Anticipation among the gathered courtiers winched tighter.

I liked this image, anticipation being like a line that gets winched tighter. I think if it got any tighter though, that line is going to snap.

Damen was urged onto his feet by his handler. Expecting Laurent to baulk at his uncle's order, Damen was startled when, after a lingering look at his uncle, Laurent approached, with soft, obedient grace.

Yeah, I was surprised too... I wouldn't have expected Laurent to obey this order.

He hooked a finger in the chain that stretched across Damen's chest, and drew him forward by it. Damen, feeling the sustained pull at twin points, came as he was bid. With cool detachment, Laurent's fingers gathered rubies, inclining Damen's head down far enough to kiss him on the cheek. The kiss was insubstantial: not a single mote of gold paint transferred itself to Laurent's lips in the process.

"You look like a whore." The soft words barely stirred the air by Damen's ear, inaudible to anyone else. Laurent murmured: "Filthy painted slut. Did you spread for my uncle the way you did for Kastor?"

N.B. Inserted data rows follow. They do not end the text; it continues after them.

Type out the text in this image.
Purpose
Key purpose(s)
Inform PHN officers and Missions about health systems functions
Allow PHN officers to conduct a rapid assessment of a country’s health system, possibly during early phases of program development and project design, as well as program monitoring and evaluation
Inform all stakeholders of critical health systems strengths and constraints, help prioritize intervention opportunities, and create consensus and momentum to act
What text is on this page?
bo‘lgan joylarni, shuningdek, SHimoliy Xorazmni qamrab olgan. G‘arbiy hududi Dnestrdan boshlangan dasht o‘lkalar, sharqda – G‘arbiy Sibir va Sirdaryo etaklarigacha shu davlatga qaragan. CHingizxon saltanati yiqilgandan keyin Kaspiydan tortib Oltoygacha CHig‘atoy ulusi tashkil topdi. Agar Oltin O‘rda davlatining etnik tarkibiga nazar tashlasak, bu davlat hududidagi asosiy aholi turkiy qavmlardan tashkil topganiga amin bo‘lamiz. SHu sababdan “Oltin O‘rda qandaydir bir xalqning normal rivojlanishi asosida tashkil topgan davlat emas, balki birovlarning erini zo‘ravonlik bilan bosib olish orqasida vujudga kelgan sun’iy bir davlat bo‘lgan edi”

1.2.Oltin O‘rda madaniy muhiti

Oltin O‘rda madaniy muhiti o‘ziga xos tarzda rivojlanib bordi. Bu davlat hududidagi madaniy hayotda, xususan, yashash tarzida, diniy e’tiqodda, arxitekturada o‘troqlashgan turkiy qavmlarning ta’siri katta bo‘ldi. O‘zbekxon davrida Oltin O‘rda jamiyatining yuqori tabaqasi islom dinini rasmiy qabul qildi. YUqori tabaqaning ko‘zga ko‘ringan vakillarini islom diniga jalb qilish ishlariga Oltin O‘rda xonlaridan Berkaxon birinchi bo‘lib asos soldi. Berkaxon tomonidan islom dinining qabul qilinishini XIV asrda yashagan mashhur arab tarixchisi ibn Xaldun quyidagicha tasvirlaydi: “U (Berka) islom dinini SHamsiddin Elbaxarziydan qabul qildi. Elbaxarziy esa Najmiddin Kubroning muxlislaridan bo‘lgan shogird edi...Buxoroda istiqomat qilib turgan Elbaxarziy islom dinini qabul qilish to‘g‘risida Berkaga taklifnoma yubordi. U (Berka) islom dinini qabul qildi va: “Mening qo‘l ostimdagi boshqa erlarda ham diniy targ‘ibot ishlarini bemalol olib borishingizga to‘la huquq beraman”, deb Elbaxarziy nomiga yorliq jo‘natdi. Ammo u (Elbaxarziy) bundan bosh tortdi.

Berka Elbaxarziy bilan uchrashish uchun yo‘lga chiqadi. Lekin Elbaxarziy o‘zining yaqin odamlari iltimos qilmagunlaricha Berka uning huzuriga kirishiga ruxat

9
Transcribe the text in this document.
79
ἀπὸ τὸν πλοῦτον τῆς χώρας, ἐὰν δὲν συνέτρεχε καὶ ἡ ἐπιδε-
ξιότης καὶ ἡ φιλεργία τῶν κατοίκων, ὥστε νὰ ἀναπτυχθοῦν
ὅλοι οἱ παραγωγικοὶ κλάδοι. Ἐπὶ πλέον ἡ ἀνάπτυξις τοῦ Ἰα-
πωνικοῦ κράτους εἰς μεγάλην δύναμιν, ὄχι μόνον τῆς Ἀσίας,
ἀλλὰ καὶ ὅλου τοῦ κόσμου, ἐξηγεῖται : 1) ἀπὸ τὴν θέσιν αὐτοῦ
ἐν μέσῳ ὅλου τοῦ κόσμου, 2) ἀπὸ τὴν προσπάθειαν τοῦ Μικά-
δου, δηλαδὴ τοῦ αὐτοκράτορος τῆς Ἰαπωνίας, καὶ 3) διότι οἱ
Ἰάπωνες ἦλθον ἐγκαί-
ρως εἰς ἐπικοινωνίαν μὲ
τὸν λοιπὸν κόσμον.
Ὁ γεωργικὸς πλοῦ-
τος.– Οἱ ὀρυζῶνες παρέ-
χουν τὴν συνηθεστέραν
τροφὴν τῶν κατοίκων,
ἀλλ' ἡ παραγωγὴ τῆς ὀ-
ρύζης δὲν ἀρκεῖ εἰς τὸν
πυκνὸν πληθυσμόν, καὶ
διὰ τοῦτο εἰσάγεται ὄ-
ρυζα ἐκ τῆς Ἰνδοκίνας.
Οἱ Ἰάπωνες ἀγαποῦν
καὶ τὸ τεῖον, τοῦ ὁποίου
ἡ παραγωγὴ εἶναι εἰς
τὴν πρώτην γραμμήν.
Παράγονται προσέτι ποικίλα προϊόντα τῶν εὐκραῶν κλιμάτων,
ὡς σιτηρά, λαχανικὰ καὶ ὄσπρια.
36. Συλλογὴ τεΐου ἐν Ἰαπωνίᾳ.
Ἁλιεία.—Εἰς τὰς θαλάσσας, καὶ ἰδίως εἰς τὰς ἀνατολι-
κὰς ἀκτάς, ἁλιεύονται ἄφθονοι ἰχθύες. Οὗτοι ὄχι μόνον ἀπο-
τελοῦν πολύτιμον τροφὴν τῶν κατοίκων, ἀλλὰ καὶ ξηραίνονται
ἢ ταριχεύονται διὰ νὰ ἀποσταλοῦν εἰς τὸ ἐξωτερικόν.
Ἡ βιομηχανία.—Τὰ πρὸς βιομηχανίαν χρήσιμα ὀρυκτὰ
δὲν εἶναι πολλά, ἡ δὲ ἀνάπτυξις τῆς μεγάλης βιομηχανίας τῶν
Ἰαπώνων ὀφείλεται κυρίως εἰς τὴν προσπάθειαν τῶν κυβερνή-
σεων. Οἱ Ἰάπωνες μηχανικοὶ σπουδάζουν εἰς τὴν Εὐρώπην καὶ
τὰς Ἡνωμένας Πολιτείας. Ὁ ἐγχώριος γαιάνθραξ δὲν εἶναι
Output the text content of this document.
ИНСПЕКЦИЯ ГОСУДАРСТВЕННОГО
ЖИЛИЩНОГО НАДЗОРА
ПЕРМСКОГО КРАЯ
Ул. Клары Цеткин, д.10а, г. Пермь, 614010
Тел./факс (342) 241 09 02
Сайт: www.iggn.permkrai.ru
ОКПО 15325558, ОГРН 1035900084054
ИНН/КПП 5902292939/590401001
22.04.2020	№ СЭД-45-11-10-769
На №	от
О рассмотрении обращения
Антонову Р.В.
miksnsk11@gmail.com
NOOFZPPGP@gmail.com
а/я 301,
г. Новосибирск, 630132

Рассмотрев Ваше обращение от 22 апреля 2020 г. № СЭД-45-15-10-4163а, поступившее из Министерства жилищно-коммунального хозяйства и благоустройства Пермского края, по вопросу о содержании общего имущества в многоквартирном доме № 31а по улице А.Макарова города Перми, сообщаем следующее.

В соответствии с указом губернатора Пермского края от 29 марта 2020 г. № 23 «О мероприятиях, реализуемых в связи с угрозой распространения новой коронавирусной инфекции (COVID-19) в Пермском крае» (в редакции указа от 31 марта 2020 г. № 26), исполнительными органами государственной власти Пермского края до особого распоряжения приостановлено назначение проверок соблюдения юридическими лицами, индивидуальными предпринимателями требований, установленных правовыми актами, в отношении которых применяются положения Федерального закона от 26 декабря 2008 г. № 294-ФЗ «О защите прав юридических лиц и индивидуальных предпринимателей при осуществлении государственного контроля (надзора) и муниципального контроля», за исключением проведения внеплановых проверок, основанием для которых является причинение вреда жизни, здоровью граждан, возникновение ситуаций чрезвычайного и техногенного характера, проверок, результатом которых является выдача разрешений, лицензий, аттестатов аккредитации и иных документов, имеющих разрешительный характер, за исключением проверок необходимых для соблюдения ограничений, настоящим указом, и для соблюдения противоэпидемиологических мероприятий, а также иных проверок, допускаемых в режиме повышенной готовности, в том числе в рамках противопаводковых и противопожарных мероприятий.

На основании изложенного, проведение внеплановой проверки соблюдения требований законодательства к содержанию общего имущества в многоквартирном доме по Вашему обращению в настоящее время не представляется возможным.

Damen recoiled violently, and gold paint smeared. He was staring at Laurent from two paces away, revolted.

Laurent lifted the back hand to his cheek, now streaked with gold, then turned back to the Regent with a wide-eyed expression of injured innocence. "Witness the slave's behaviour for yourself. Uncle, you wrong me cruelly. The slave's punishment on the cross was deserved: you can see for yourself how arrogant and rebellious he is. Why do you punish your own blood when the fault lies with Akielos?"

Move, and counter move. There was a danger in doing something like this publicly. And indeed, there was another shift, perhaps, within the assembly.

Of course now it makes sense that he did as his uncle ordered, it gave him a chance to 'prove' what an 'arrogant and rebellious' slave Damen is. Laurent never gives up the chance to be cruel to Damen and if it also serves his purposes, even better. It's a win-win.

I love it when freece does things like this, makes things seem impossible, but in retrospect they fit so well. She uses these kinds of reverses very well.

"You claim the slave was at fault, and deserved punishment. Very well. He has received it. Now you receive yours. Even you are subject to the rule of Regent and Council. Accept it gracefully."

Laurent lowered his blue eyes, martyring himself. "Yes, uncle."

He was diabolical.

Yes, he is. It's one reason why I love Laurent. He's completely diabolical. It must be fun for freece to write this story.

Perhaps this was the answer to how he won loyalty from the Prince's Guard; he simply wrapped them around his finger. On the dais, Councillor Audin was frowning a little, and looking at Laurent with the first signs of troubled sympathy.

Oh, I love to see how well Laurent's plan is working. Getting a sycophant of his uncle's to sympathize with him? It is probably quite the coup and probably made losing his revenue worth it because of the more important long-term gain.

The Regent ended proceedings, rose, and departed, perhaps for some awaiting entertainment. The councillors left with him. The symmetry of the chamber broke down as courtiers unlocked themselves from their positions on either side of the carpet and began to mingle more freely.

"You may hand me the leash," said a pleasant voice, very close.

Oh, I had a very bad feeling about Laurent's plans for Damen when I read this...

Damen looked up into a pair of pellucid blue eyes. Beside him, the handler hesitated.

The man is probably the Regent's, but the slave is Laurent's, so there is nothing he could have done to prevent Laurent from tormenting Damen further.

"Why do you delay?" Laurent held out his hand and smiled. "The slave and I have embraced and are joyously reconciled."

'Joyously reconciled'?? LOL! I'm not sure that's what I'd call it, but I don't think there was any joy on either side.

The handler passed him the leash. Laurent immediately drew the chain taut.

"Come with me," Laurent said.

What a chilling ending to this chapter. I worried for poor Damen.

One thing I like so much about this story, are the cliff-hangers. It makes me want to read the next chapter so badly and make me wish my own writing was as spare, yet as detailed. It's a fine balance.